Too many first home buyers find themselves in difficult situations
Buying your first home should be a happy experience, not one that leaves you racked with doubts and resentment. Far too many first home buyers find themselves in difficult situations because they didn’t stick to their budget, or they didn’t create a budget that was realistic for their needs. The best way to avoid overextending is to have a firm grasp on your current incomings and outgoings. If you know exactly where all your money goes each month, before you buy, you will be much better able to plan an affordable repayment strategy. When it comes time to make an offer, never go above your budgeted purchase price. You never know what might happen in the future that will put strain on your finances.
3. Not taking advantage of first home owner concessions
The First Home Owner Grant is a government initiative to assist people in buying their first home in Australia and can save you thousands in duties and fees. Visit the First Home Owner Grant website for details on each state’s grants.

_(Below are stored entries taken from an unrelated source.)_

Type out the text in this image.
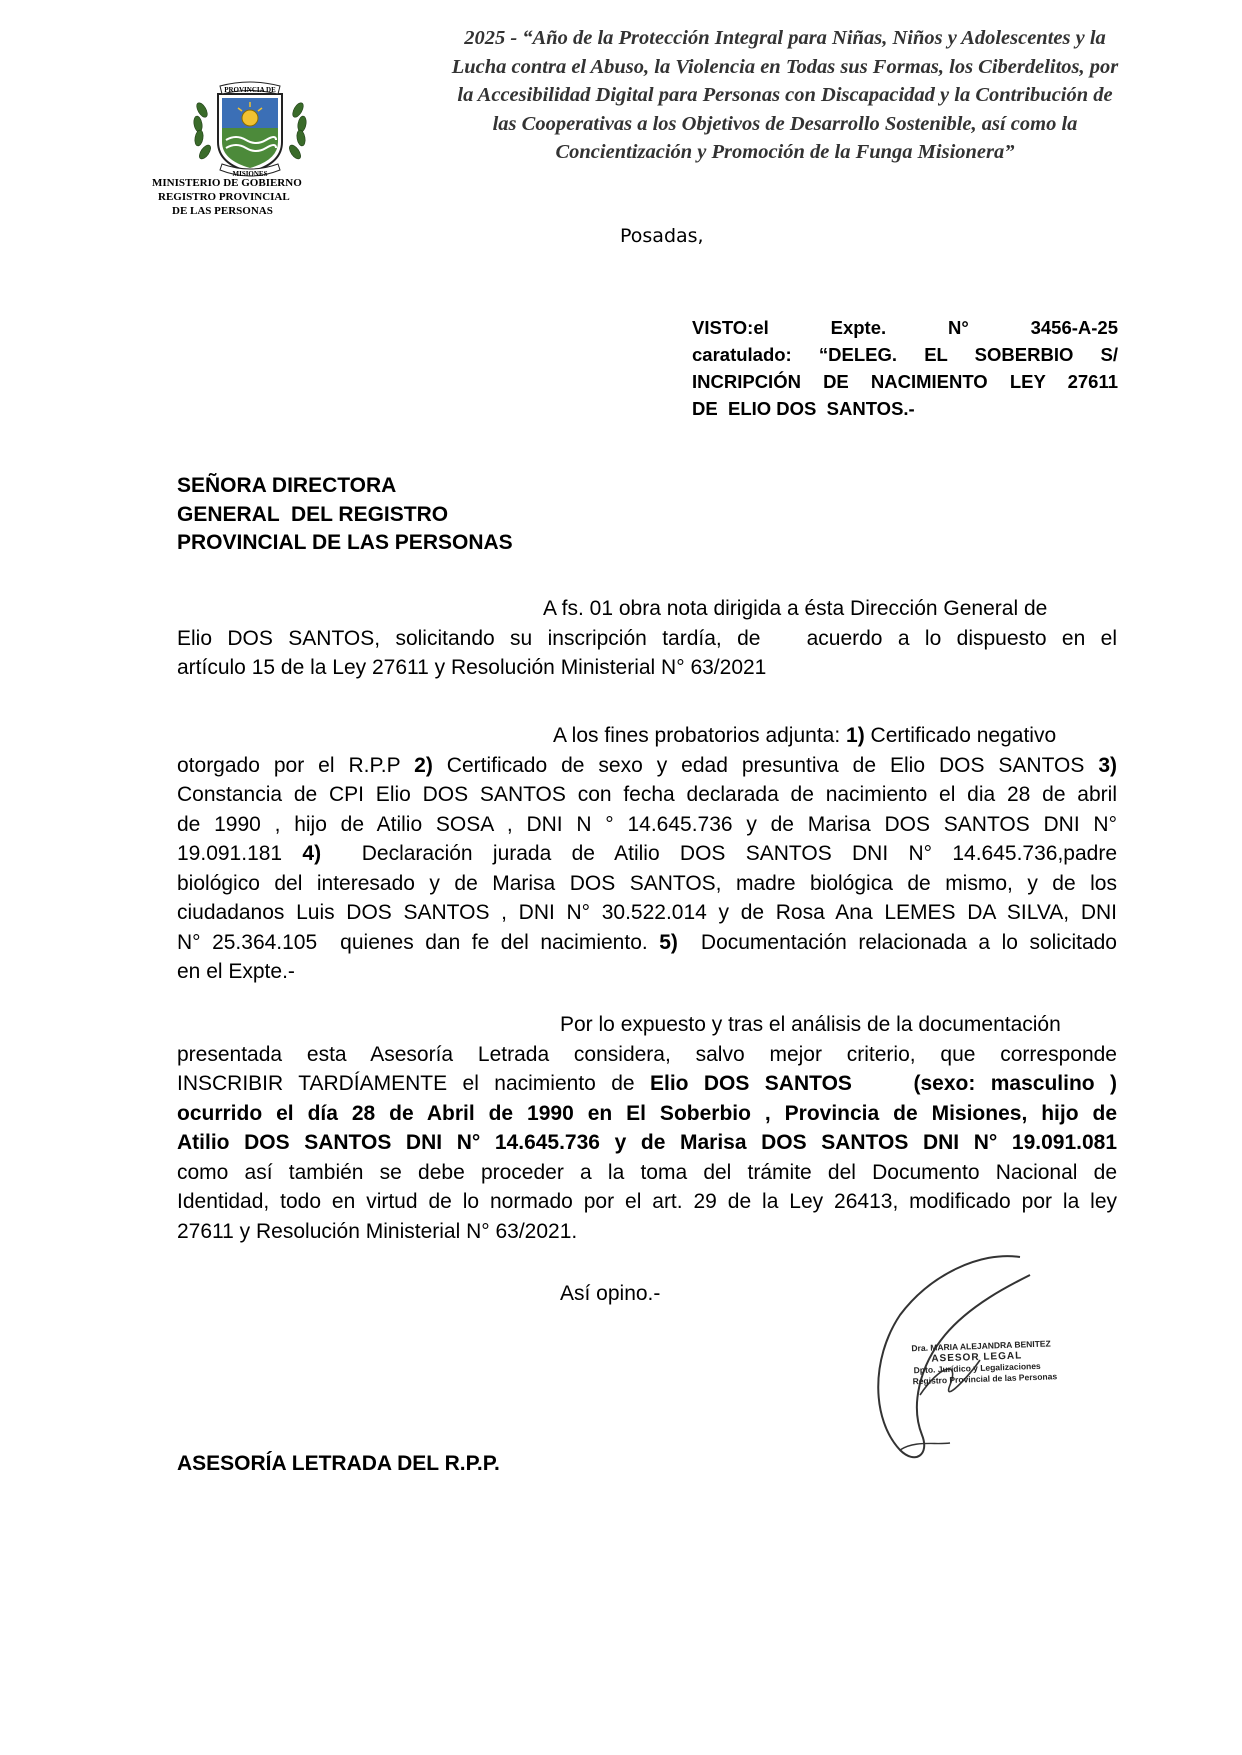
2025 - “Año de la Protección Integral para Niñas, Niños y Adolescentes y la
Lucha contra el Abuso, la Violencia en Todas sus Formas, los Ciberdelitos, por
la Accesibilidad Digital para Personas con Discapacidad y la Contribución de
las Cooperativas a los Objetivos de Desarrollo Sostenible, así como la
Concientización y Promoción de la Funga Misionera”
PROVINCIA DE
MISIONES
MINISTERIO DE GOBIERNO
REGISTRO PROVINCIAL
DE LAS PERSONAS
Posadas,
VISTO:el	Expte.	N°	3456-A-25
caratulado: “DELEG. EL SOBERBIO S/
INCRIPCIÓN DE NACIMIENTO LEY 27611
DE  ELIO DOS  SANTOS.-
SEÑORA DIRECTORA
GENERAL  DEL REGISTRO
PROVINCIAL DE LAS PERSONAS
A fs. 01 obra nota dirigida a ésta Dirección General de
Elio DOS SANTOS, solicitando su inscripción tardía, de   acuerdo a lo dispuesto en el
artículo 15 de la Ley 27611 y Resolución Ministerial N° 63/2021
A los fines probatorios adjunta: 1) Certificado negativo
otorgado por el R.P.P 2) Certificado de sexo y edad presuntiva de Elio DOS SANTOS 3)
Constancia de CPI Elio DOS SANTOS con fecha declarada de nacimiento el dia 28 de abril
de 1990 , hijo de Atilio SOSA , DNI N ° 14.645.736 y de Marisa DOS SANTOS DNI N°
19.091.181 4)  Declaración jurada de Atilio DOS SANTOS DNI N° 14.645.736,padre
biológico del interesado y de Marisa DOS SANTOS, madre biológica de mismo, y de los
ciudadanos Luis DOS SANTOS , DNI N° 30.522.014 y de Rosa Ana LEMES DA SILVA, DNI
N° 25.364.105  quienes dan fe del nacimiento. 5)  Documentación relacionada a lo solicitado
en el Expte.-
Por lo expuesto y tras el análisis de la documentación
presentada esta Asesoría Letrada considera, salvo mejor criterio, que corresponde
INSCRIBIR TARDÍAMENTE el nacimiento de Elio DOS SANTOS    (sexo: masculino )
ocurrido el día 28 de Abril de 1990 en El Soberbio , Provincia de Misiones, hijo de
Atilio DOS SANTOS DNI N° 14.645.736 y de Marisa DOS SANTOS DNI N° 19.091.081
como así también se debe proceder a la toma del trámite del Documento Nacional de
Identidad, todo en virtud de lo normado por el art. 29 de la Ley 26413, modificado por la ley
27611 y Resolución Ministerial N° 63/2021.
Así opino.-
Dra. MARIA ALEJANDRA BENITEZ
ASESOR LEGAL
Dpto. Jurídico y Legalizaciones
Registro Provincial de las Personas
ASESORÍA LETRADA DEL R.P.P.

4. Not considering all aspects of a property
It can be hard not to let emotions get involved when inspecting a property. People immediately start thinking about how they’re going to remodel the bathroom or how they might arrange their furniture. The tendency to get too far ahead and caught up with the aesthetics of a property often distracts people from considering other essential points. Think beyond the home. What is the local council like and how do their services measure up? How has the suburb been trending in the past few years? How is the home positioned and what are the neighbours like? Are there many owner-occupiers around you? Is there adequate public transport? Are there infrastructure or building development plans near the property?
5. Failing to get a property inspection
A building inspection is a worthwhile investment for a number of reasons. Aside from their ability to bring potential problems to light, building and pest inspections can also be used to negotiate on the purchase price. We’ve all heard horror stories of buyers discovering structural faults, water or pest damage after spending their whole budget on purchasing the home. If you can get a third party to identify any issues before you purchase, you will have much more bargaining power with the seller.